Questa è la
testimonianza di un ragazzo (Gianni di 44 anni) caduto nel tranello della
droga, che arricchisce, alle loro spalle e sulla loro pelle, cartelli e
spacciatori della droga rovinandone la salute ed una normale vita sociale, e inoltre, prima di tutto, di formare una famiglia
normale ed infine di recare danno anche a tutta la società.
Nella comunità di Don Pierino tutti
vengono accolti come persone normali e noi tossicodipendenti normali non siamo.

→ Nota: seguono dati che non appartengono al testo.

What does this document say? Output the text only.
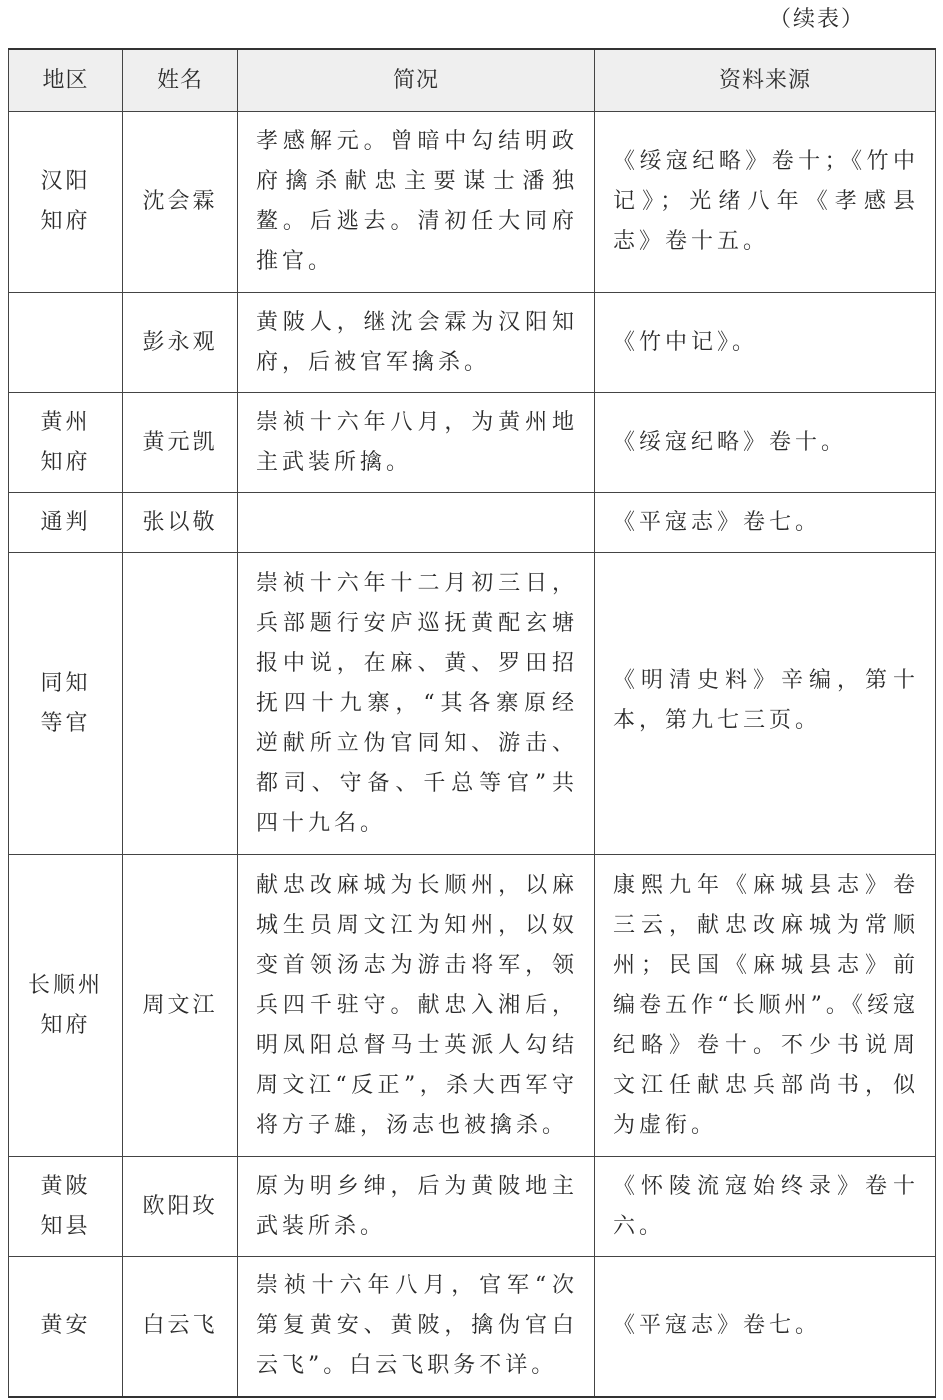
（续表）
地区	姓名	简况	资料来源
汉阳知府	沈会霖	孝感解元。曾暗中勾结明政府擒杀献忠主要谋士潘独鳌。后逃去。清初任大同府推官。	《绥寇纪略》卷十；《竹中记》；光绪八年《孝感县志》卷十五。
	彭永观	黄陂人，继沈会霖为汉阳知府，后被官军擒杀。	《竹中记》。
黄州知府	黄元凯	崇祯十六年八月，为黄州地主武装所擒。	《绥寇纪略》卷十。
通判	张以敬		《平寇志》卷七。
同知等官		崇祯十六年十二月初三日，兵部题行安庐巡抚黄配玄塘报中说，在麻、黄、罗田招抚四十九寨，“其各寨原经逆献所立伪官同知、游击、都司、守备、千总等官”共四十九名。	《明清史料》辛编，第十本，第九七三页。
长顺州知府	周文江	献忠改麻城为长顺州，以麻城生员周文江为知州，以奴变首领汤志为游击将军，领兵四千驻守。献忠入湘后，明凤阳总督马士英派人勾结周文江“反正”，杀大西军守将方子雄，汤志也被擒杀。	康熙九年《麻城县志》卷三云，献忠改麻城为常顺州；民国《麻城县志》前编卷五作“长顺州”。《绥寇纪略》卷十。不少书说周文江任献忠兵部尚书，似为虚衔。
黄陂知县	欧阳玫	原为明乡绅，后为黄陂地主武装所杀。	《怀陵流寇始终录》卷十六。
黄安	白云飞	崇祯十六年八月，官军“次第复黄安、黄陂，擒伪官白云飞”。白云飞职务不详。	《平寇志》卷七。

La mia storia comincia da molto lontano: a 15-16 anni gli spinelli, a 19
l'ectstasy e poi quella prima sniffata. All'inizio, un bisogno latente e una
vita che apparentemente funzionava come quella di una famiglia qualsiasi: avevo
conosciuto Laura, oggi mia ex-moglie, poi sono arrivate le bambine, un lavoro
come impiegato contabile. Piano piano e senza accorgermene, però, la mia vita
andava a rotoli.
Credevo di poter gestire la droga ma
vi facevo ricorso sempre più spesso e non mi accorgevo dei tanti danni che
procuravo: trascuravo famiglia, genitori ed amici, non andavo al lavoro per non
arrivarci " fatto ", facevo mancare i soldi a casa e chiedevo
prestiti. Il ritiro della patente per guida sotto l'effetto di cocaina fu la
goccia che fece traboccare il vaso: persi il lavoro, ero depresso, disperato e
soffocavo questi sentimenti nell'alcol e nella droga. Mi sentivo scoppiare, non
vedevo futuro, volevo distruggermi ma continuavo a fare di testa mia. Fino
all'incontro con un ragazzo che mi raccontò la sua storia, molto simile alla
mia, e mi parlò della nuova famiglia che aveva costruito dopo esser stato nella
Comunità Incontro, da cui era uscito ormai da 10 anni.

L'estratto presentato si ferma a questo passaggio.